The statutory basis for SIJS can be found in the Immigration and Nationality Act (INA) at § 203(b)(4), which distributes immigrant visas to “special immigrants,” and § 101(a)(27)(J) which defines Special Immigrant Juveniles. The INA’s statutory definition is expanded by the William Wilberforce Victims Protection Reauthorization Act of 2008 (TVPRA).
In practice, applicants can seek an order in Suit Affecting the Parent-Child Relationship (SAPCR) from a family district court judge accepting jurisdiction over the minor. The judge must make specific findings of fact that support the eligibility requirements for SIJS.
The Court must accept jurisdiction over the minor, enabling the Court to make decisions about the child’s custody and care. Practitioners must be aware of the age of majority in their state. Although federal regulations provide that a minor can apply for SIJS until age 21, many juvenile courts will not accept jurisdiction over an individual who has reached 18 years of age. However, there are exceptions. In certain jurisdictions, even if the individual is 18 years or older, the practitioner may be able to seek a Declaratory Judgement.
The Court should make specific finds of fact that detail how the minor has been abused, neglected, or abandoned by one or both of their parents. These terms are defined by state law and practitioners should include facts to support their jurisdiction’s definition. A paragraph or two should be sufficient to set out the facts of each minor’s case. The order should specify which ground the minor is using.

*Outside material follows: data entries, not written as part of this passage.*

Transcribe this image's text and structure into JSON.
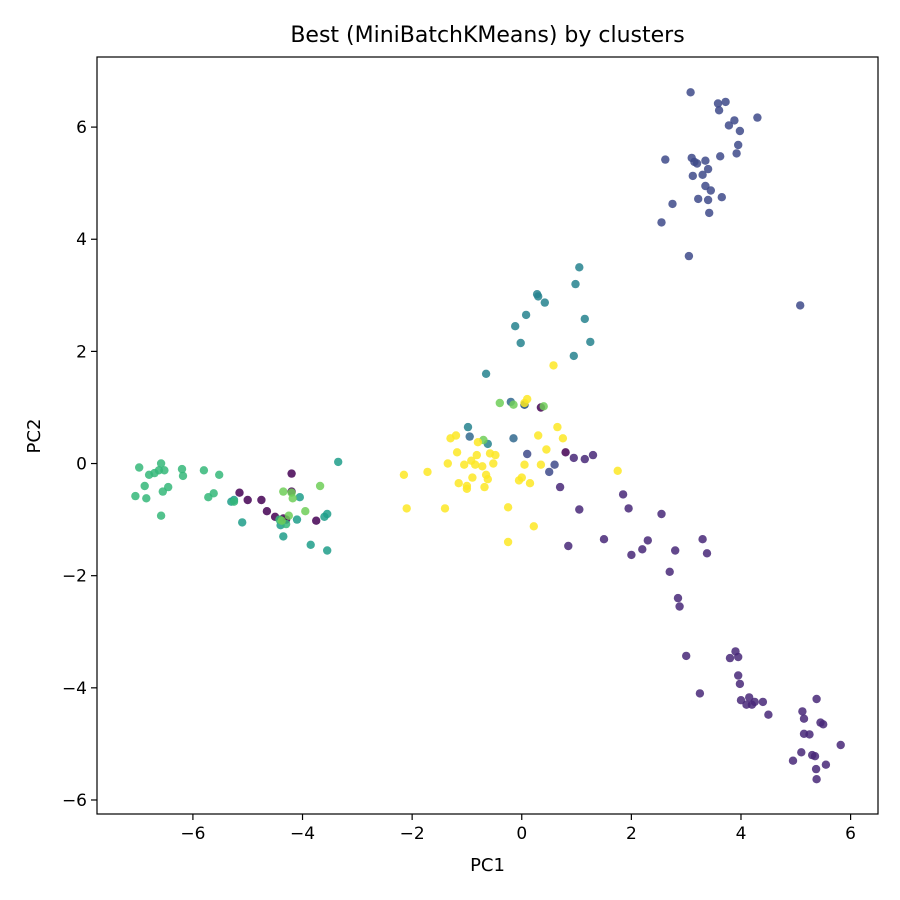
{
  "chart_data": {
    "type": "scatter",
    "title": "Best (MiniBatchKMeans) by clusters",
    "xlabel": "PC1",
    "ylabel": "PC2",
    "xlim": [
      -7.75,
      6.5
    ],
    "ylim": [
      -6.25,
      7.25
    ],
    "xticks": [
      -6,
      -4,
      -2,
      0,
      2,
      4,
      6
    ],
    "yticks": [
      -6,
      -4,
      -2,
      0,
      2,
      4,
      6
    ],
    "xtick_labels": [
      "−6",
      "−4",
      "−2",
      "0",
      "2",
      "4",
      "6"
    ],
    "ytick_labels": [
      "−6",
      "−4",
      "−2",
      "0",
      "2",
      "4",
      "6"
    ],
    "grid": false,
    "legend": "none",
    "marker_alpha": 0.85,
    "series": [
      {
        "color": "#440154",
        "points": [
          [
            -5.15,
            -0.52
          ],
          [
            -5.0,
            -0.65
          ],
          [
            -4.75,
            -0.65
          ],
          [
            -4.65,
            -0.85
          ],
          [
            -4.5,
            -0.95
          ],
          [
            -4.3,
            -1.0
          ],
          [
            -4.2,
            -0.5
          ],
          [
            -4.2,
            -0.18
          ],
          [
            -4.35,
            -0.98
          ],
          [
            -3.75,
            -1.02
          ],
          [
            0.8,
            0.2
          ],
          [
            0.35,
            1.0
          ]
        ]
      },
      {
        "color": "#482878",
        "points": [
          [
            0.05,
            1.05
          ],
          [
            0.7,
            -0.42
          ],
          [
            0.95,
            0.1
          ],
          [
            1.15,
            0.08
          ],
          [
            1.3,
            0.15
          ],
          [
            0.85,
            -1.47
          ],
          [
            1.05,
            -0.82
          ],
          [
            1.5,
            -1.35
          ],
          [
            1.85,
            -0.55
          ],
          [
            1.95,
            -0.8
          ],
          [
            2.0,
            -1.63
          ],
          [
            2.2,
            -1.53
          ],
          [
            2.3,
            -1.37
          ],
          [
            2.55,
            -0.9
          ],
          [
            2.7,
            -1.93
          ],
          [
            2.8,
            -1.55
          ],
          [
            2.85,
            -2.4
          ],
          [
            2.88,
            -2.55
          ],
          [
            3.0,
            -3.43
          ],
          [
            3.25,
            -4.1
          ],
          [
            3.3,
            -1.35
          ],
          [
            3.38,
            -1.6
          ],
          [
            3.8,
            -3.47
          ],
          [
            3.9,
            -3.35
          ],
          [
            3.95,
            -3.45
          ],
          [
            3.95,
            -3.78
          ],
          [
            3.98,
            -3.93
          ],
          [
            4.0,
            -4.22
          ],
          [
            4.1,
            -4.3
          ],
          [
            4.15,
            -4.17
          ],
          [
            4.2,
            -4.3
          ],
          [
            4.25,
            -4.25
          ],
          [
            4.4,
            -4.25
          ],
          [
            4.5,
            -4.48
          ],
          [
            4.95,
            -5.3
          ],
          [
            5.1,
            -5.15
          ],
          [
            5.12,
            -4.42
          ],
          [
            5.15,
            -4.82
          ],
          [
            5.15,
            -4.55
          ],
          [
            5.25,
            -4.83
          ],
          [
            5.3,
            -5.2
          ],
          [
            5.35,
            -5.22
          ],
          [
            5.37,
            -5.45
          ],
          [
            5.38,
            -5.63
          ],
          [
            5.38,
            -4.2
          ],
          [
            5.45,
            -4.62
          ],
          [
            5.5,
            -4.65
          ],
          [
            5.55,
            -5.37
          ],
          [
            5.82,
            -5.02
          ]
        ]
      },
      {
        "color": "#3e4a89",
        "points": [
          [
            0.1,
            0.17
          ],
          [
            0.5,
            -0.15
          ],
          [
            0.6,
            -0.02
          ],
          [
            2.55,
            4.3
          ],
          [
            2.62,
            5.42
          ],
          [
            2.75,
            4.63
          ],
          [
            3.05,
            3.7
          ],
          [
            3.08,
            6.62
          ],
          [
            3.1,
            5.45
          ],
          [
            3.12,
            5.13
          ],
          [
            3.15,
            5.38
          ],
          [
            3.2,
            5.35
          ],
          [
            3.22,
            4.72
          ],
          [
            3.3,
            5.15
          ],
          [
            3.35,
            4.95
          ],
          [
            3.35,
            5.4
          ],
          [
            3.4,
            4.7
          ],
          [
            3.4,
            5.25
          ],
          [
            3.42,
            4.47
          ],
          [
            3.45,
            4.87
          ],
          [
            3.58,
            6.42
          ],
          [
            3.6,
            6.3
          ],
          [
            3.62,
            5.48
          ],
          [
            3.65,
            4.75
          ],
          [
            3.72,
            6.45
          ],
          [
            3.78,
            6.03
          ],
          [
            3.88,
            6.12
          ],
          [
            3.92,
            5.53
          ],
          [
            3.95,
            5.68
          ],
          [
            3.98,
            5.93
          ],
          [
            4.3,
            6.17
          ],
          [
            5.08,
            2.82
          ]
        ]
      },
      {
        "color": "#31688e",
        "points": [
          [
            -0.95,
            0.48
          ],
          [
            -0.2,
            1.1
          ],
          [
            -0.15,
            0.45
          ],
          [
            0.05,
            1.05
          ]
        ]
      },
      {
        "color": "#26828e",
        "points": [
          [
            -0.98,
            0.65
          ],
          [
            -0.65,
            1.6
          ],
          [
            -0.62,
            0.35
          ],
          [
            -0.12,
            2.45
          ],
          [
            -0.02,
            2.15
          ],
          [
            0.08,
            2.65
          ],
          [
            0.28,
            3.02
          ],
          [
            0.3,
            2.98
          ],
          [
            0.42,
            2.87
          ],
          [
            0.95,
            1.92
          ],
          [
            0.98,
            3.2
          ],
          [
            1.05,
            3.5
          ],
          [
            1.15,
            2.58
          ],
          [
            1.25,
            2.17
          ]
        ]
      },
      {
        "color": "#1f9e89",
        "points": [
          [
            -4.4,
            -1.1
          ],
          [
            -4.35,
            -1.3
          ],
          [
            -4.1,
            -1.0
          ],
          [
            -4.05,
            -0.6
          ],
          [
            -3.85,
            -1.45
          ],
          [
            -3.6,
            -0.95
          ],
          [
            -3.55,
            -0.9
          ],
          [
            -3.55,
            -1.55
          ],
          [
            -3.35,
            0.03
          ],
          [
            -5.1,
            -1.05
          ],
          [
            -5.25,
            -0.65
          ],
          [
            -5.3,
            -0.68
          ]
        ]
      },
      {
        "color": "#35b779",
        "points": [
          [
            -7.05,
            -0.58
          ],
          [
            -6.98,
            -0.07
          ],
          [
            -6.88,
            -0.4
          ],
          [
            -6.85,
            -0.62
          ],
          [
            -6.8,
            -0.2
          ],
          [
            -6.7,
            -0.17
          ],
          [
            -6.62,
            -0.12
          ],
          [
            -6.58,
            0.0
          ],
          [
            -6.58,
            -0.93
          ],
          [
            -6.55,
            -0.5
          ],
          [
            -6.52,
            -0.12
          ],
          [
            -6.45,
            -0.42
          ],
          [
            -6.2,
            -0.1
          ],
          [
            -6.18,
            -0.22
          ],
          [
            -5.8,
            -0.12
          ],
          [
            -5.72,
            -0.6
          ],
          [
            -5.62,
            -0.53
          ],
          [
            -5.52,
            -0.2
          ],
          [
            -5.25,
            -0.68
          ],
          [
            -4.42,
            -1.0
          ],
          [
            -4.3,
            -1.08
          ]
        ]
      },
      {
        "color": "#6ece58",
        "points": [
          [
            -4.35,
            -0.5
          ],
          [
            -4.25,
            -0.93
          ],
          [
            -4.2,
            -0.52
          ],
          [
            -4.18,
            -0.62
          ],
          [
            -3.95,
            -0.85
          ],
          [
            -3.68,
            -0.4
          ],
          [
            -4.38,
            -1.02
          ],
          [
            -0.7,
            0.42
          ],
          [
            -0.4,
            1.08
          ],
          [
            -0.15,
            1.05
          ],
          [
            0.4,
            1.02
          ]
        ]
      },
      {
        "color": "#fde725",
        "points": [
          [
            -2.15,
            -0.2
          ],
          [
            -2.1,
            -0.8
          ],
          [
            -1.72,
            -0.15
          ],
          [
            -1.4,
            -0.8
          ],
          [
            -1.35,
            0.0
          ],
          [
            -1.3,
            0.45
          ],
          [
            -1.2,
            0.5
          ],
          [
            -1.18,
            0.2
          ],
          [
            -1.15,
            -0.35
          ],
          [
            -1.05,
            -0.02
          ],
          [
            -1.0,
            -0.45
          ],
          [
            -1.0,
            -0.4
          ],
          [
            -0.92,
            0.05
          ],
          [
            -0.9,
            -0.25
          ],
          [
            -0.85,
            -0.02
          ],
          [
            -0.82,
            0.15
          ],
          [
            -0.8,
            0.38
          ],
          [
            -0.72,
            -0.05
          ],
          [
            -0.68,
            -0.42
          ],
          [
            -0.65,
            -0.2
          ],
          [
            -0.62,
            -0.28
          ],
          [
            -0.58,
            0.18
          ],
          [
            -0.52,
            0.0
          ],
          [
            -0.48,
            0.15
          ],
          [
            -0.25,
            -0.78
          ],
          [
            -0.25,
            -1.4
          ],
          [
            -0.05,
            -0.3
          ],
          [
            0.0,
            -0.25
          ],
          [
            0.05,
            -0.02
          ],
          [
            0.05,
            1.08
          ],
          [
            0.1,
            1.15
          ],
          [
            0.15,
            -0.35
          ],
          [
            0.22,
            -1.12
          ],
          [
            0.3,
            0.5
          ],
          [
            0.35,
            -0.02
          ],
          [
            0.45,
            0.25
          ],
          [
            0.58,
            1.75
          ],
          [
            0.65,
            0.65
          ],
          [
            0.75,
            0.45
          ],
          [
            1.75,
            -0.13
          ]
        ]
      }
    ]
  }
}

Under changes made by the TVPRA, state court findings can be based on slightly different vocabulary if state law uses different legal terms other than abuse, neglect, or abandonment.
Again, the order must include facts specific to the minor’s case that detail why it is not in the minor’s best interest to be returned to their home country. This should include a statement that the minor has no family members who are able or willing to care for them in their home country. It can also include brief facts about country conditions such as violence, lack of schooling, and limited access to health care.
Once a final order is obtained, the minor will apply for SIJS and lawful permanent residency. The application for SIJS is completed on Form I-360. The application for lawful permanent residency is completed on Form I-485. If the minor is not in removal proceedings, they will mail their applications together to U.S. Citizenship and Immigration Services.
If the minor is in removal proceedings, Form I-360 must generally be adjudicated before the Immigration Judge will terminate proceedings to allow the minor to apply for lawful permanent residency.